El anuncio ocurre un día después de la captura de 12 policías estatales de Tamaulipas por su probable participación en el crimen de 19 personas incineradas, entre quienes se han identificado dos ciudadanos guatemaltecos y dos ciudadanos mexicanos.
EL COMPROMISO CON LAS INVESTIGACIONES
“Estas violaciones a los derechos humanos de los migrantes son absolutamente inaceptables y cualquier denuncia que tengamos en relación de alguno de nuestro personal de migración o de los policías o de cualquier otra instancia de gobierno que viole derechos humanos tenemos que tener las investigaciones”, prometió la secretaria.
La titular de la Secretaría de Gobernación (Segob), de la que depende el INM, aseveró que han colaborado con la Fiscalía de Tamaulipas, que “está avanzando mucho en las investigaciones” y aseguró que más tarde daría una rueda de prensa.
La Fiscalía informó el martes que los 12 policías estatales detenidos cometieron probables delitos de homicidio calificado, abuso de autoridad, mal desempeño de funciones y falsedad de informes presentados ante una autoridad.
Entre las líneas de investigación que mantiene la Fiscalía está la disputa del crimen organizado por el control de la región y por el tráfico de migrantes.
Los investigadores descubrieron que uno de los vehículos hallados en el lugar era el mismo donde policías de Escobedo, del estado de Nuevo León, y agentes del INM rescataron el pasado 6 de diciembre a 66 extranjeros.
La secretaria de Gobernación admitió la prevalencia de los abusos de derechos humanos que cometen agentes migratorios en México.

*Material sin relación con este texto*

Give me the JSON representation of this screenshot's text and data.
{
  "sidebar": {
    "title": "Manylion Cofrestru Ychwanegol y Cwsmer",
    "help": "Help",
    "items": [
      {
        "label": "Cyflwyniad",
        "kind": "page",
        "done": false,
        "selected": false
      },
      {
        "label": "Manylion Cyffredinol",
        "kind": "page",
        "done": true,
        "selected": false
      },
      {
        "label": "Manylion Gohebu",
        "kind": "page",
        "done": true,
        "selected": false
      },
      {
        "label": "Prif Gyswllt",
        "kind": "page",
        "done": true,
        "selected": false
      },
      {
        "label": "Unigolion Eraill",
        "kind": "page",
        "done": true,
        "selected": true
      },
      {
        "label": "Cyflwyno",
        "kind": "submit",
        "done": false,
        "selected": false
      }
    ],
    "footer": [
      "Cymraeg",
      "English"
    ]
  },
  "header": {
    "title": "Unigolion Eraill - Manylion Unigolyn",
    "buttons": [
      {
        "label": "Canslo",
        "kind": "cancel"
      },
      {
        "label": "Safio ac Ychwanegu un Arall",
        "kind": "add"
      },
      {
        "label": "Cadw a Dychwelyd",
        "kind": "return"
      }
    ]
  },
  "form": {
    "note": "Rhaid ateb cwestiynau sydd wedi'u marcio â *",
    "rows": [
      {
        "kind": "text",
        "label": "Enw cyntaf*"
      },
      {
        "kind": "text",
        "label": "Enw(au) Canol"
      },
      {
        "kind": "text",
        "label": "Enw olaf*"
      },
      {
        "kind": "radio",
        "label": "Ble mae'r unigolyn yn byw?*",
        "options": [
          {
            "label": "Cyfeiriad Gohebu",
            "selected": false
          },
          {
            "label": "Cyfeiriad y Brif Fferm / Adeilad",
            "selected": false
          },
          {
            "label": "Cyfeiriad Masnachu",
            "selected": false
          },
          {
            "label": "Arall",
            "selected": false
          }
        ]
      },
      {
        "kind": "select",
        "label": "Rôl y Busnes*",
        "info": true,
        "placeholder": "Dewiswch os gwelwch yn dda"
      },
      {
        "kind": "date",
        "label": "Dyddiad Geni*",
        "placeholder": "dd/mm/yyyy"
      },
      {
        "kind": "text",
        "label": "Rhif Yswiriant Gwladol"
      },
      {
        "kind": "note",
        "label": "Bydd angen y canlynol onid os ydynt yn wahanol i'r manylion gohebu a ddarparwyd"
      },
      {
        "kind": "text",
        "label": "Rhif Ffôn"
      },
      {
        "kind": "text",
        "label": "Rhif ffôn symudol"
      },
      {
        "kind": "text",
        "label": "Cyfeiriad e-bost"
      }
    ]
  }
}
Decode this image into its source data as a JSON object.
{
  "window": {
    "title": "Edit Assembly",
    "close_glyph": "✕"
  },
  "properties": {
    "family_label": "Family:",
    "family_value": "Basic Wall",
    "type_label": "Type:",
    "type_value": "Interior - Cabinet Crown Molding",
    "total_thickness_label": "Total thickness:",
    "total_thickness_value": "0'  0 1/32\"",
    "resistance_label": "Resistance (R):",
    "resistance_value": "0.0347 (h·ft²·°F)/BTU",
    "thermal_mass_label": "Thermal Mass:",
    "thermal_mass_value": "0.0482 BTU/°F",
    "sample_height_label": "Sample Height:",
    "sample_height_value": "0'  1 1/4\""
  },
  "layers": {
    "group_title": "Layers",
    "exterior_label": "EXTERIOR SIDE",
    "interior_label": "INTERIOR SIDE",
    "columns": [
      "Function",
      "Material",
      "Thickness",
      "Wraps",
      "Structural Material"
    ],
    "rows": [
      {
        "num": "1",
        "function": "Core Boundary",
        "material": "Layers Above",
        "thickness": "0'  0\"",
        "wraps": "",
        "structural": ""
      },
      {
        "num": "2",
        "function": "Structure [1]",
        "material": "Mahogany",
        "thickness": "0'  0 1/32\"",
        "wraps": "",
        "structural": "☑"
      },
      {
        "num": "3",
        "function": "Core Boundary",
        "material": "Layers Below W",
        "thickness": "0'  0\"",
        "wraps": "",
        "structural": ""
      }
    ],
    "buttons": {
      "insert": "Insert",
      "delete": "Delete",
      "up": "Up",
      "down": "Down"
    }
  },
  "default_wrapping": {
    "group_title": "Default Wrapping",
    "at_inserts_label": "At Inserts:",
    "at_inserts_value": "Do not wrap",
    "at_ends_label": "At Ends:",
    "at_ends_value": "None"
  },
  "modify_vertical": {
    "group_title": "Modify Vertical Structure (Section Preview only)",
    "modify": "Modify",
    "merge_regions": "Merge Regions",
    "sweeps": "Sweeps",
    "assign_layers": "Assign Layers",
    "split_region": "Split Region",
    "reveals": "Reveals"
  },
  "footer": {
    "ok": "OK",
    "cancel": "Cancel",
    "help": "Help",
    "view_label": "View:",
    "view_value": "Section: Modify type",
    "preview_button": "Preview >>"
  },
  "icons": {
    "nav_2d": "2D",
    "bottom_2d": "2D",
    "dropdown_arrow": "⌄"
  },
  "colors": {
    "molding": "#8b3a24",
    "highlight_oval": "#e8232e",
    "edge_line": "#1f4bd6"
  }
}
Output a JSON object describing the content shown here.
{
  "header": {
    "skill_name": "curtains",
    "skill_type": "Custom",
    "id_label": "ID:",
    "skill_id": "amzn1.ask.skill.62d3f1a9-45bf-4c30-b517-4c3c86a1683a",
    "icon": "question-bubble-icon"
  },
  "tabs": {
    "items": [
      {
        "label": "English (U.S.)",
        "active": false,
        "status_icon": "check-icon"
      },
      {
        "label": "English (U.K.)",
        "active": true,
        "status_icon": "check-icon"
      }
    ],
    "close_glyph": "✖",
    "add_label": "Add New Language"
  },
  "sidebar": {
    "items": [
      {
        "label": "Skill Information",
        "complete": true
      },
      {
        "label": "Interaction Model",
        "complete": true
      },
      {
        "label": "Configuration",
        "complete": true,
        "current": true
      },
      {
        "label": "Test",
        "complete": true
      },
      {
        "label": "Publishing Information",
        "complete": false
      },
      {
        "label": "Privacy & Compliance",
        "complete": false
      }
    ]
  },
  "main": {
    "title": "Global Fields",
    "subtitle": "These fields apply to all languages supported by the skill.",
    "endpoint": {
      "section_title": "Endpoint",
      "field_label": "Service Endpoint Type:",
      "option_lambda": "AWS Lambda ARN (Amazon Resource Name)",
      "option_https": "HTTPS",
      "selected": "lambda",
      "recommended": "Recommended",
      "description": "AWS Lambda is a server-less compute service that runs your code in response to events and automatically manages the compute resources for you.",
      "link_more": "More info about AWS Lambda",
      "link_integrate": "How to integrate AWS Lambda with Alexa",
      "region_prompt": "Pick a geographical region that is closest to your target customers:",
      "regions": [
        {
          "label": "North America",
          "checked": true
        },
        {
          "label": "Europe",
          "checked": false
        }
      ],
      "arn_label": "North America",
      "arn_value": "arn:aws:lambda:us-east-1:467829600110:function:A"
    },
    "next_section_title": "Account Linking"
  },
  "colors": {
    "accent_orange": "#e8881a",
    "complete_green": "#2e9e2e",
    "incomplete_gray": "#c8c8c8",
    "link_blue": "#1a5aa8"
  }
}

“Hemos tenido problemas con muchos de los funcionarios de migración, precisamente en este tipo de violaciones de derechos y lo tenemos que reconocer para avanzar”, expresó.
EL MACABRO SUCESO
El fiscal general del estado mexicano de Tamaulipas, Irving Barrios Mojica, explicó que el día de los hechos, el 22 de enero, viajaban migrantes guatemaltecos y salvadoreños que pretendían llegar a los Estados Unidos, además de “sujetos armados que les daban protección y seguridad”.
El mismo día una llamada anónima alertó a las autoridades de Tamaulipas sobre dos vehículos que se encontraban abandonados e incendiados en un camino vecinal del municipio de Camargo, en donde estaban 19 cuerpos quemados, la mayoría migrantes guatemaltecos originarios de las comunidades de Comitancillos y San Marcos.
Sobre los restos humanos localizados, la Fiscalía informó que, de manera preliminar y a reserva del resultado antropológico, se determinó que 16 corresponden al sexo masculino, uno al femenino y dos pendientes de precisar debido al alto grado de calcinación.
Asimismo, los estudios de balística reconstructiva permitieron establecer que uno de los vehículos no contaba con impactos de arma de fuego y que otra unidad presentaba 113 disparos de arma de fuego.
RECORDATORIO DE LA ONU Y LA ADVERTENCIA DEL GOBIERNO MEXICANO
El crimen ha evocado comparaciones de la ONU con una masacre de 72 migrantes que ocurrió en esa misma región en 2010, algo que el Gobierno de México ha rechazado con el argumento que en esta ocasión “no habrá impunidad”.
Ese caso fue uno de los sucesos más escabrosos de la historia reciente de México, en el que se asesinó a 58 hombres y 14 mujeres de diversas nacionalidades en el municipio de San Fernando.